SES-PE - Secretaria de Estado de Saúde de Pernambuco — Prova 2024
Assinale a alternativa que indica a principal estrutura que limita posteriormente o forame de Wislow.
Limite posterior do Forame de Winslow = Veia Cava Inferior (VCI).
O forame de Winslow é a comunicação natural entre a grande cavidade e a bolsa omental; seu limite posterior é a veia cava inferior.
O forame epiploico, classicamente conhecido como forame de Winslow, é uma abertura anatômica que permite a comunicação entre o saco maior e o saco menor (bolsa omental) da cavidade peritoneal. Localiza-se posteriormente ao bordo livre do omento menor. Compreender sua anatomia é vital para a cirurgia do andar superior do abdome. O limite posterior, formado pela veia cava inferior, é uma estrutura retroperitoneal de grande calibre, o que torna o forame um espaço cirúrgico exíguo e de alto risco em caso de manipulação inadvertida. O conhecimento preciso desses limites auxilia na identificação de estruturas durante colecistectomias difíceis, gastrectomias e no manejo do trauma hepático.
O forame de Winslow (ou epiploico) possui quatro limites anatômicos bem definidos: Anteriormente, é limitado pelo ligamento hepatoduodenal, que contém a tríade portal (veia porta, artéria hepática própria e ducto colédoco). Posteriormente, encontra-se a veia cava inferior (VCI) e o pilar direito do diafragma. Superiormente, o limite é o lobo caudado do fígado. Inferiormente, é limitado pela primeira porção (superior) do duodeno e pela artéria hepática comum.
O forame de Winslow é o ponto de entrada para a bolsa omental (pequena cavidade peritoneal). Clinicamente, ele é utilizado na Manobra de Pringle, onde o cirurgião insere o dedo através do forame para pinçar o ligamento hepatoduodenal, controlando temporariamente o fluxo sanguíneo para o fígado em casos de hemorragia traumática ou durante ressecções hepáticas. Além disso, pode ser local de hérnias internas raras.

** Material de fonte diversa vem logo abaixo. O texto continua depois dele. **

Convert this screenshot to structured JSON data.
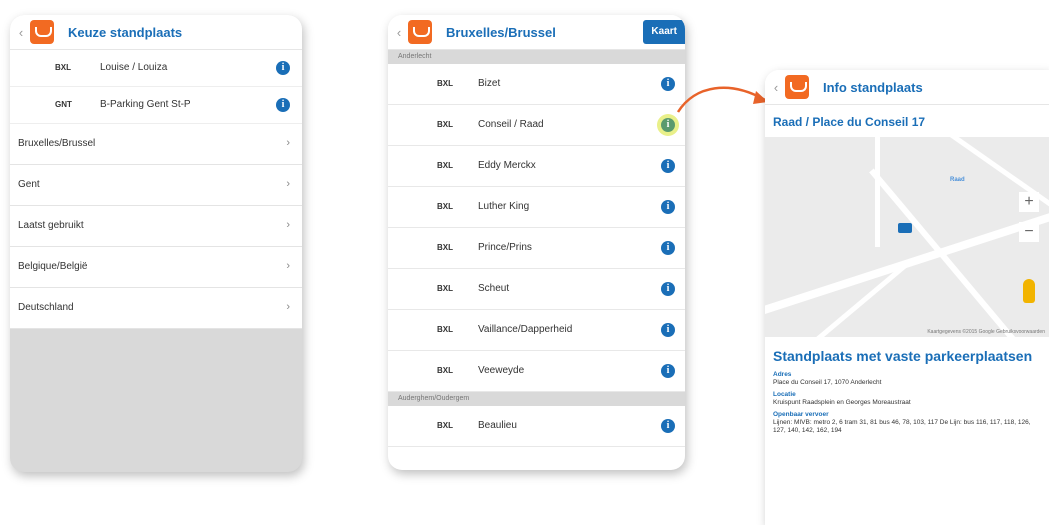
{
  "panel1": {
    "title": "Keuze standplaats",
    "favorites": [
      {
        "code": "BXL",
        "name": "Louise / Louiza"
      },
      {
        "code": "GNT",
        "name": "B-Parking Gent St-P"
      }
    ],
    "nav": [
      {
        "label": "Bruxelles/Brussel"
      },
      {
        "label": "Gent"
      },
      {
        "label": "Laatst gebruikt"
      },
      {
        "label": "Belgique/België"
      },
      {
        "label": "Deutschland"
      }
    ]
  },
  "panel2": {
    "title": "Bruxelles/Brussel",
    "kaart_label": "Kaart",
    "section1": "Anderlecht",
    "rows": [
      {
        "code": "BXL",
        "name": "Bizet"
      },
      {
        "code": "BXL",
        "name": "Conseil / Raad"
      },
      {
        "code": "BXL",
        "name": "Eddy Merckx"
      },
      {
        "code": "BXL",
        "name": "Luther King"
      },
      {
        "code": "BXL",
        "name": "Prince/Prins"
      },
      {
        "code": "BXL",
        "name": "Scheut"
      },
      {
        "code": "BXL",
        "name": "Vaillance/Dapperheid"
      },
      {
        "code": "BXL",
        "name": "Veeweyde"
      }
    ],
    "section2": "Auderghem/Oudergem",
    "rows2": [
      {
        "code": "BXL",
        "name": "Beaulieu"
      }
    ]
  },
  "panel3": {
    "title": "Info standplaats",
    "subtitle": "Raad / Place du Conseil 17",
    "map": {
      "zoom_in": "+",
      "zoom_out": "−",
      "label_raad": "Raad",
      "footer": "Kaartgegevens ©2015 Google   Gebruiksvoorwaarden"
    },
    "type_title": "Standplaats met vaste parkeerplaatsen",
    "adres_label": "Adres",
    "adres_value": "Place du Conseil 17, 1070 Anderlecht",
    "locatie_label": "Locatie",
    "locatie_value": "Kruispunt Raadsplein en Georges Moreaustraat",
    "ov_label": "Openbaar vervoer",
    "ov_value": "Lijnen: MIVB: metro 2, 6 tram 31, 81 bus 46, 78, 103, 117 De Lijn: bus 116, 117, 118, 126, 127, 140, 142, 162, 194"
  },
  "colors": {
    "brand_blue": "#1a6eb7",
    "brand_orange": "#f26a22",
    "arrow": "#e8632a"
  }
}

A Manobra de Pringle consiste no clampeamento do ligamento hepatoduodenal para interromper o fluxo da artéria hepática e da veia porta. O cirurgião utiliza o forame de Winslow como plano de clivagem posterior para passar um dreno ou pinça vascular ao redor da tríade portal. Se o sangramento hepático persistir após a manobra, deve-se suspeitar de lesão na veia cava inferior ou nas veias hepáticas, que estão fora do controle do ligamento.